The IRS has issued a set of Qs&As explaining the Individual Shared Responsibility provisions of the ACA after the elimination of the individual shared responsibility penalty.
Background. Initially the ACA’s individual shared responsibility provisions required most individuals to obtain “minimum essential health insurance” coverage for themselves, and any dependents, or pay a penalty. Through tax year 2018, taxpayers were also required to report health care coverage and whether they qualify for an exemption from coverage, and make a “shared responsibility payment” for months without coverage, or without a coverage exemption.
IRS Qs&As. As the IRS explains, the Tax Cuts and Jobs Act (“TCJA”) reduced the shared responsibility payment penalty to zero for tax year 2019 and all subsequent years. Nevertheless, despite the lack of a penalty, taxpayers are still legally required by the ACA to have “minimum essential coverage” or qualify for a coverage exemption. However, under the TCJA, they need not pay a shared responsibility penalty or file Form 8965 (to claim an exemption) with their Form 1040 even if they don’t have minimum essential coverage or an exemption for part or all of 2019.

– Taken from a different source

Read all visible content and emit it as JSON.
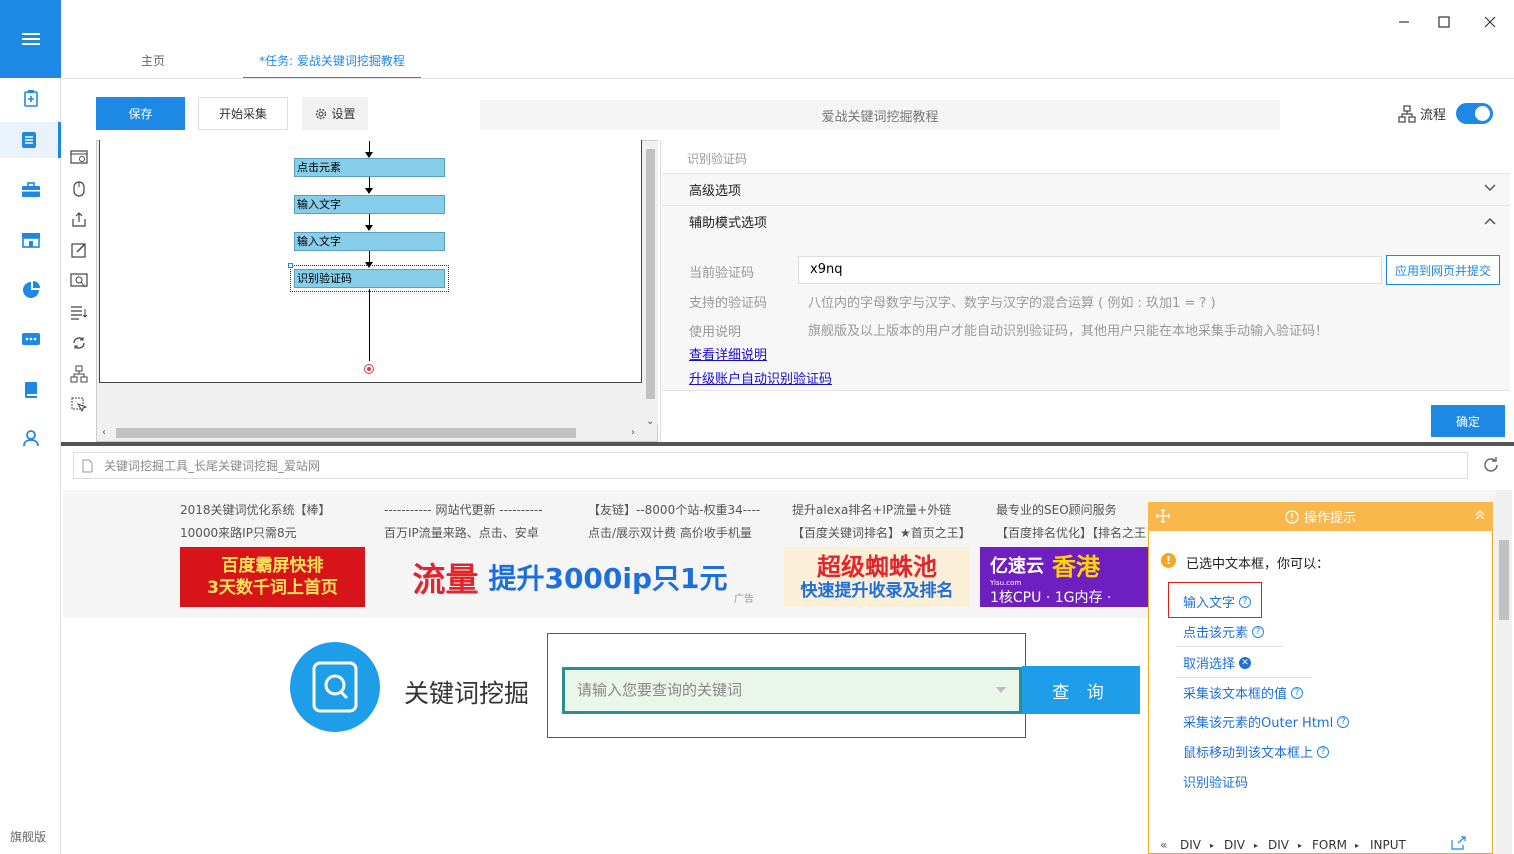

If taxpayers owe a shared responsibility payment for tax years before 2019, the IRS may still offset that liability from any tax refund that may be due to them.
Additionally, the Qs&As:
define minimum essential coverage;
explain how an individual can determine if their plan meets the minimum essential coverage requirements;
explain who is subject to the minimum essential coverage requirements; and
provide a list of statutory exemptions from the general coverage requirement rules.
These Qs&As are written in relatively understandable terms and may be distributed to employees who wish to learn about their current obligations under the ACA.
NOTE: The U.S. Court of Appeals for the Fifth Circuit has declared that the ACA’s individual mandate is unconstitutional. We will be covering this decision in a future Alert.